The billionaire hedge fund boss is not alone in voicing concerns about AI's social impact. Anthropic co-founder and CEO Dario Amodei has repeatedly warned that increasingly capable AI systems could cause significant disruption to society.
Also read: Humans May Lose Control As AI Starts Building Itself, Warns Anthropic
Griffin went on to add that he's witnessing the rapid change play out at his own organisation, adding that these are not just mid-tier white collar jobs where the disruption is taking place.
"Work that we would usually do with people with masters and PhDs in finance over the course of weeks or months, being done by AI agents over the course of hours or days. So these are not mid-tier white-collar jobs. These are like extraordinarily high-skilled jobs being automated by agentic AI," he said.
Simply put, Agentic AI is an autonomous form of AI where the system can plan and execute tasks by itself without any human guidance or intervention.
As AI is getting more capable with each passing day it is moving from being an assistive technology to an autonomous technology where it does not need humans.
The Rude Jolt
Till recently, Griffin was of the view that Wall Street's AI boosterism was "garbage". Just earlier this year at a panel of the World Economic Forum in Davos, he said that while AI might look impressive on the surface, the moment you dig beneath it, "it's all garbage."

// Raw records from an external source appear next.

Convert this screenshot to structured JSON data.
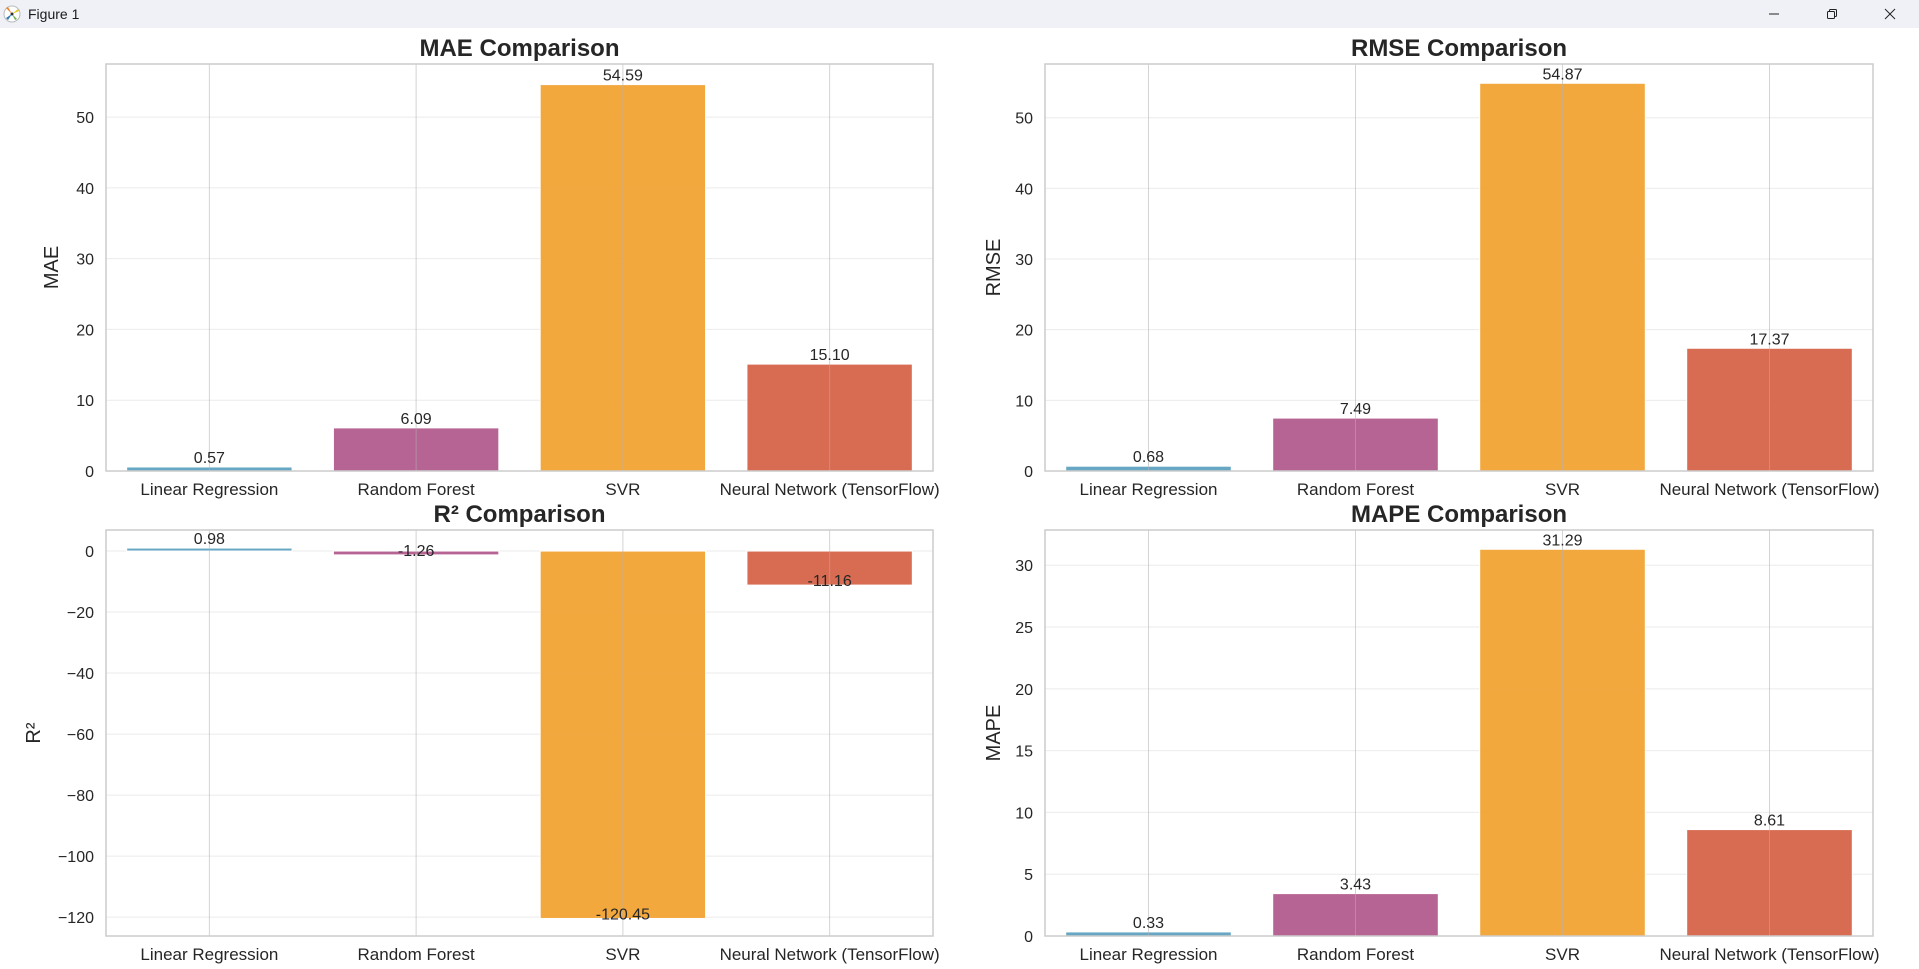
{
  "window": {
    "title": "Figure 1",
    "icons": {
      "app": "matplotlib-icon",
      "minimize": "minimize-icon",
      "restore": "restore-icon",
      "close": "close-icon"
    }
  },
  "palette": {
    "Linear Regression": "#5b9fbf",
    "Random Forest": "#b0578a",
    "SVR": "#f2a12e",
    "Neural Network (TensorFlow)": "#d45f43"
  },
  "chart_data": [
    {
      "type": "bar",
      "title": "MAE Comparison",
      "xlabel": "",
      "ylabel": "MAE",
      "categories": [
        "Linear Regression",
        "Random Forest",
        "SVR",
        "Neural Network (TensorFlow)"
      ],
      "values": [
        0.57,
        6.09,
        54.59,
        15.1
      ],
      "value_labels": [
        "0.57",
        "6.09",
        "54.59",
        "15.10"
      ],
      "ylim": [
        0,
        57.5
      ],
      "yticks": [
        0,
        10,
        20,
        30,
        40,
        50
      ],
      "ytick_labels": [
        "0",
        "10",
        "20",
        "30",
        "40",
        "50"
      ],
      "grid": true,
      "position": "top-left"
    },
    {
      "type": "bar",
      "title": "RMSE Comparison",
      "xlabel": "",
      "ylabel": "RMSE",
      "categories": [
        "Linear Regression",
        "Random Forest",
        "SVR",
        "Neural Network (TensorFlow)"
      ],
      "values": [
        0.68,
        7.49,
        54.87,
        17.37
      ],
      "value_labels": [
        "0.68",
        "7.49",
        "54.87",
        "17.37"
      ],
      "ylim": [
        0,
        57.6
      ],
      "yticks": [
        0,
        10,
        20,
        30,
        40,
        50
      ],
      "ytick_labels": [
        "0",
        "10",
        "20",
        "30",
        "40",
        "50"
      ],
      "grid": true,
      "position": "top-right"
    },
    {
      "type": "bar",
      "title": "R² Comparison",
      "xlabel": "",
      "ylabel": "R²",
      "categories": [
        "Linear Regression",
        "Random Forest",
        "SVR",
        "Neural Network (TensorFlow)"
      ],
      "values": [
        0.98,
        -1.26,
        -120.45,
        -11.16
      ],
      "value_labels": [
        "0.98",
        "-1.26",
        "-120.45",
        "-11.16"
      ],
      "ylim": [
        -126.2,
        6.9
      ],
      "yticks": [
        0,
        -20,
        -40,
        -60,
        -80,
        -100,
        -120
      ],
      "ytick_labels": [
        "0",
        "−20",
        "−40",
        "−60",
        "−80",
        "−100",
        "−120"
      ],
      "grid": true,
      "position": "bottom-left"
    },
    {
      "type": "bar",
      "title": "MAPE Comparison",
      "xlabel": "",
      "ylabel": "MAPE",
      "categories": [
        "Linear Regression",
        "Random Forest",
        "SVR",
        "Neural Network (TensorFlow)"
      ],
      "values": [
        0.33,
        3.43,
        31.29,
        8.61
      ],
      "value_labels": [
        "0.33",
        "3.43",
        "31.29",
        "8.61"
      ],
      "ylim": [
        0,
        32.85
      ],
      "yticks": [
        0,
        5,
        10,
        15,
        20,
        25,
        30
      ],
      "ytick_labels": [
        "0",
        "5",
        "10",
        "15",
        "20",
        "25",
        "30"
      ],
      "grid": true,
      "position": "bottom-right"
    }
  ]
}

The turning point came after Griffin saw first-hand the kind of rapid AI deployment and productivity surge that was taking place at his own company. "When you witness it in your own four walls, when you see work that used to be man-years of work being done in days or weeks, it's like, wow, that's the first time I've seen real impact in our four walls," he said.
Rajeev Rastogi, Vice President, Machine Learning at Amazon, one of the most respected names in AI in India and globally had told this writer earlier this year that a lot of the work across companies would be replaced by AI. "Today we do a lot of things in every company that are done manually. It will all be replaced by AI so it could be the same use case but also doing it with a lot less cost and with a lot less effort."

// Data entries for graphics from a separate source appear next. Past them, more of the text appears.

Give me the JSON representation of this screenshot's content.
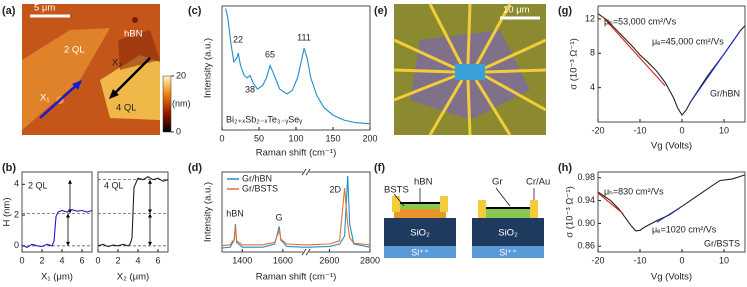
{
  "panel_labels": [
    "(a)",
    "(b)",
    "(c)",
    "(d)",
    "(e)",
    "(f)",
    "(g)",
    "(h)"
  ],
  "panel_a": {
    "scale_bar": "5 μm",
    "labels": [
      "2 QL",
      "hBN",
      "X₂",
      "X₁",
      "4 QL"
    ],
    "colorbar_ticks": [
      0,
      20
    ],
    "colorbar_unit": "(nm)"
  },
  "panel_e": {
    "scale_bar": "10 μm"
  },
  "panel_f": {
    "bsts": "BSTS",
    "hbn": "hBN",
    "gr": "Gr",
    "contact": "Cr/Au",
    "oxide": "SiO₂",
    "substrate": "Si⁺⁺"
  },
  "chart_data": [
    {
      "type": "line",
      "xlabel": "Raman shift (cm⁻¹)",
      "ylabel": "Intensity (a.u.)",
      "xlim": [
        0,
        200
      ],
      "ylim": [
        0,
        1
      ],
      "xticks": [
        0,
        50,
        100,
        150,
        200
      ],
      "series": [
        {
          "color": "#1f8fc8",
          "x": [
            5,
            8,
            12,
            16,
            20,
            22,
            25,
            30,
            34,
            38,
            42,
            48,
            55,
            60,
            65,
            70,
            78,
            88,
            95,
            102,
            107,
            111,
            115,
            120,
            128,
            138,
            150,
            165,
            180,
            200
          ],
          "values": [
            0.98,
            0.9,
            0.7,
            0.55,
            0.58,
            0.62,
            0.52,
            0.44,
            0.42,
            0.44,
            0.38,
            0.33,
            0.36,
            0.42,
            0.52,
            0.45,
            0.33,
            0.29,
            0.32,
            0.42,
            0.55,
            0.66,
            0.58,
            0.42,
            0.28,
            0.18,
            0.12,
            0.08,
            0.06,
            0.05
          ]
        }
      ],
      "annotations": [
        {
          "text": "22",
          "color": "#222"
        },
        {
          "text": "38",
          "color": "#222"
        },
        {
          "text": "65",
          "color": "#222"
        },
        {
          "text": "111",
          "color": "#222"
        },
        {
          "text": "Bi₂₊ₓSb₂₋ₓTe₃₋ᵧSeᵧ",
          "color": "#222"
        }
      ]
    },
    {
      "type": "line",
      "xlabel": "Vg (Volts)",
      "ylabel": "σ (10⁻³ Ω⁻¹)",
      "xlim": [
        -20,
        15
      ],
      "ylim": [
        0,
        13.5
      ],
      "xticks": [
        -20,
        -10,
        0,
        10
      ],
      "yticks": [
        4,
        8,
        12
      ],
      "series": [
        {
          "color": "#222222",
          "x": [
            -20,
            -18,
            -16,
            -14,
            -12,
            -10,
            -8,
            -6,
            -4,
            -2,
            -1,
            0,
            1,
            2,
            4,
            6,
            8,
            10,
            12,
            14,
            15
          ],
          "values": [
            12.6,
            11.9,
            10.9,
            9.9,
            8.9,
            7.8,
            6.9,
            5.9,
            4.6,
            2.8,
            1.6,
            0.8,
            1.4,
            2.3,
            3.8,
            5.3,
            6.6,
            7.9,
            9.3,
            10.7,
            11.2
          ]
        },
        {
          "color": "#d62020",
          "x": [
            -19,
            -4
          ],
          "values": [
            12.3,
            4.2
          ]
        },
        {
          "color": "#2030c0",
          "x": [
            2,
            14
          ],
          "values": [
            2.3,
            10.7
          ]
        }
      ],
      "annotations": [
        {
          "text": "μₕ=53,000 cm²/Vs",
          "color": "#d62020"
        },
        {
          "text": "μₑ=45,000 cm²/Vs",
          "color": "#2030c0"
        },
        {
          "text": "Gr/hBN",
          "color": "#222"
        }
      ]
    },
    {
      "type": "line",
      "xlabel": "X₁ (μm)",
      "ylabel": "H (nm)",
      "xlim": [
        0,
        7
      ],
      "ylim": [
        -0.4,
        4.8
      ],
      "xticks": [
        0,
        2,
        4,
        6
      ],
      "yticks": [
        0,
        2,
        4
      ],
      "hlines": [
        0,
        2.1
      ],
      "series": [
        {
          "color": "#1a1ad0",
          "x": [
            0,
            0.5,
            1,
            1.5,
            2,
            2.5,
            3,
            3.2,
            3.4,
            3.6,
            4,
            4.5,
            5,
            5.5,
            6,
            6.5,
            7
          ],
          "values": [
            0.05,
            -0.1,
            0.1,
            0,
            -0.05,
            0.1,
            0,
            0.3,
            1.9,
            2.2,
            2.3,
            2.2,
            2.35,
            2.25,
            2.3,
            2.2,
            2.3
          ]
        }
      ],
      "annotations": [
        {
          "text": "2 QL",
          "color": "#1a1ad0"
        }
      ]
    },
    {
      "type": "line",
      "xlabel": "X₂ (μm)",
      "xlim": [
        0,
        7
      ],
      "ylim": [
        -0.4,
        4.8
      ],
      "xticks": [
        0,
        2,
        4,
        6
      ],
      "hlines": [
        0,
        2.1,
        4.3
      ],
      "series": [
        {
          "color": "#222222",
          "x": [
            0,
            0.5,
            1,
            1.5,
            2,
            2.5,
            3,
            3.2,
            3.4,
            3.6,
            4,
            4.5,
            5,
            5.5,
            6,
            6.5,
            7
          ],
          "values": [
            0,
            0.1,
            -0.05,
            0.05,
            0,
            0.1,
            0,
            0.1,
            0.5,
            3.8,
            4.4,
            4.3,
            4.5,
            4.3,
            4.4,
            4.2,
            4.3
          ]
        }
      ],
      "annotations": [
        {
          "text": "4 QL",
          "color": "#222"
        }
      ]
    },
    {
      "type": "line",
      "xlabel": "Raman shift (cm⁻¹)",
      "ylabel": "Intensity (a.u.)",
      "xlim": [
        1300,
        2800
      ],
      "xbreak": [
        1700,
        2500
      ],
      "ylim": [
        0,
        1
      ],
      "xticks": [
        1400,
        1600,
        2600,
        2800
      ],
      "legend": "upper left",
      "series": [
        {
          "name": "Gr/hBN",
          "color": "#1f8fc8",
          "x": [
            1300,
            1340,
            1360,
            1366,
            1372,
            1400,
            1500,
            1560,
            1575,
            1582,
            1590,
            1620,
            1700,
            2500,
            2600,
            2650,
            2675,
            2690,
            2700,
            2720,
            2800
          ],
          "values": [
            0.05,
            0.06,
            0.15,
            0.35,
            0.12,
            0.06,
            0.06,
            0.1,
            0.25,
            0.32,
            0.15,
            0.07,
            0.06,
            0.06,
            0.07,
            0.1,
            0.2,
            0.95,
            0.35,
            0.1,
            0.06
          ]
        },
        {
          "name": "Gr/BSTS",
          "color": "#e0703a",
          "x": [
            1300,
            1340,
            1360,
            1366,
            1372,
            1400,
            1500,
            1560,
            1575,
            1582,
            1590,
            1620,
            1700,
            2500,
            2600,
            2650,
            2675,
            2690,
            2700,
            2720,
            2800
          ],
          "values": [
            0.08,
            0.09,
            0.16,
            0.33,
            0.14,
            0.09,
            0.09,
            0.12,
            0.22,
            0.28,
            0.16,
            0.1,
            0.09,
            0.09,
            0.1,
            0.14,
            0.8,
            0.35,
            0.18,
            0.11,
            0.09
          ]
        }
      ],
      "annotations": [
        {
          "text": "hBN",
          "color": "#222"
        },
        {
          "text": "G",
          "color": "#222"
        },
        {
          "text": "2D",
          "color": "#222"
        }
      ]
    },
    {
      "type": "line",
      "xlabel": "Vg (Volts)",
      "ylabel": "σ (10⁻³ Ω⁻¹)",
      "xlim": [
        -20,
        15
      ],
      "ylim": [
        0.85,
        0.99
      ],
      "xticks": [
        -20,
        -10,
        0,
        10
      ],
      "yticks": [
        0.86,
        {
          "value": 0.9,
          "label": "0.90"
        },
        0.94,
        0.98
      ],
      "series": [
        {
          "color": "#222222",
          "x": [
            -20,
            -17,
            -15,
            -13,
            -12,
            -11,
            -10,
            -9,
            -6,
            -3,
            0,
            3,
            6,
            9,
            12,
            15
          ],
          "values": [
            0.955,
            0.94,
            0.925,
            0.905,
            0.895,
            0.887,
            0.888,
            0.893,
            0.905,
            0.915,
            0.93,
            0.945,
            0.96,
            0.975,
            0.978,
            0.985
          ]
        },
        {
          "color": "#d62020",
          "x": [
            -20,
            -14
          ],
          "values": [
            0.953,
            0.917
          ]
        },
        {
          "color": "#2030c0",
          "x": [
            -6,
            0
          ],
          "values": [
            0.902,
            0.93
          ]
        }
      ],
      "annotations": [
        {
          "text": "μₕ=830 cm²/Vs",
          "color": "#d62020"
        },
        {
          "text": "μₑ=1020 cm²/Vs",
          "color": "#2030c0"
        },
        {
          "text": "Gr/BSTS",
          "color": "#222"
        }
      ]
    }
  ]
}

Ankur Nigam, Managing Partner, Dumbledore Consulting, a veteran of the finance industry who's been at the intersection of tech and finance for over 20 years, told NDTV that it's natural for business leaders to feel torn and "depressed" in a scenario such as this.

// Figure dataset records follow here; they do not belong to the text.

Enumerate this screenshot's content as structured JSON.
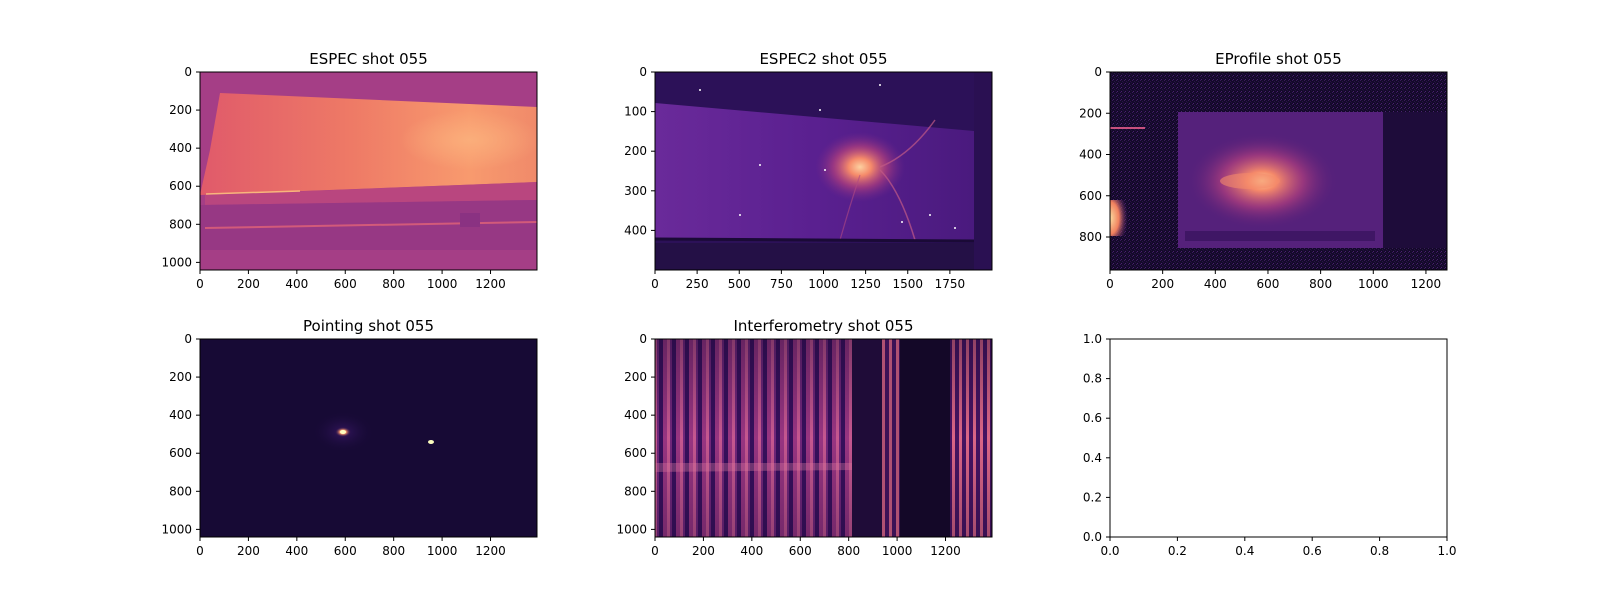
{
  "chart_data": [
    {
      "type": "heatmap",
      "title": "ESPEC shot 055",
      "xlim": [
        0,
        1392
      ],
      "ylim": [
        1040,
        0
      ],
      "xticks": [
        0,
        200,
        400,
        600,
        800,
        1000,
        1200
      ],
      "yticks": [
        0,
        200,
        400,
        600,
        800,
        1000
      ],
      "colormap": "magma",
      "description": "Bright band filling most of frame above a darker lower strip"
    },
    {
      "type": "heatmap",
      "title": "ESPEC2 shot 055",
      "xlim": [
        0,
        2000
      ],
      "ylim": [
        500,
        0
      ],
      "xticks": [
        0,
        250,
        500,
        750,
        1000,
        1250,
        1500,
        1750
      ],
      "yticks": [
        0,
        100,
        200,
        300,
        400
      ],
      "colormap": "magma",
      "description": "Dark purple screen with a bright diffuse spot near x=1250, y=250"
    },
    {
      "type": "heatmap",
      "title": "EProfile shot 055",
      "xlim": [
        0,
        1280
      ],
      "ylim": [
        960,
        0
      ],
      "xticks": [
        0,
        200,
        400,
        600,
        800,
        1000,
        1200
      ],
      "yticks": [
        0,
        200,
        400,
        600,
        800
      ],
      "colormap": "magma",
      "description": "Rectangular glowing screen with a bright spot near x=580, y=530"
    },
    {
      "type": "heatmap",
      "title": "Pointing shot 055",
      "xlim": [
        0,
        1392
      ],
      "ylim": [
        1040,
        0
      ],
      "xticks": [
        0,
        200,
        400,
        600,
        800,
        1000,
        1200
      ],
      "yticks": [
        0,
        200,
        400,
        600,
        800,
        1000
      ],
      "colormap": "magma",
      "description": "Dark frame with a bright spot near x=590, y=490 and a small spot near x=950, y=540"
    },
    {
      "type": "heatmap",
      "title": "Interferometry shot 055",
      "xlim": [
        0,
        1392
      ],
      "ylim": [
        1040,
        0
      ],
      "xticks": [
        0,
        200,
        400,
        600,
        800,
        1000,
        1200
      ],
      "yticks": [
        0,
        200,
        400,
        600,
        800,
        1000
      ],
      "colormap": "magma",
      "description": "Vertical interference fringes with dark vertical bands between x=830 and x=1220"
    },
    {
      "type": "empty",
      "title": "",
      "xlim": [
        0.0,
        1.0
      ],
      "ylim": [
        0.0,
        1.0
      ],
      "xticks": [
        0.0,
        0.2,
        0.4,
        0.6,
        0.8,
        1.0
      ],
      "yticks": [
        0.0,
        0.2,
        0.4,
        0.6,
        0.8,
        1.0
      ],
      "tick_format": 1
    }
  ]
}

"The fact that AI can make 80 people redundant in a team of 100 is a no-brainer decision to make from a financial perspective. But the fact that the manager knows their family scenario and how badly some of them need the job is something AI will probably never be able to handle," Nigam said, as industries across the world push to increasingly automate to cut costs and increase productivity.
Hope For Humans
Nigam added that it's the "autonomy" part without human layers which is the real concern.
"While AI will take into account the obvious factors and data, the missing element, at least in the foreseeable future, will be the human angle."
Amazon's Rastogi agrees: "You can't just trust AI. There has to be a lot of human oversight because AI models do hallucinate, they are not perfect."
Rastogi firmly believes just as many jobs disappear because of AI, many other new jobs would be born too.
"AI is definitely a disruptive technology, there is no question about it. It's at the same level of the internet or the steam engine before that, cars... every time there is a disruptive technology new jobs get created," he said.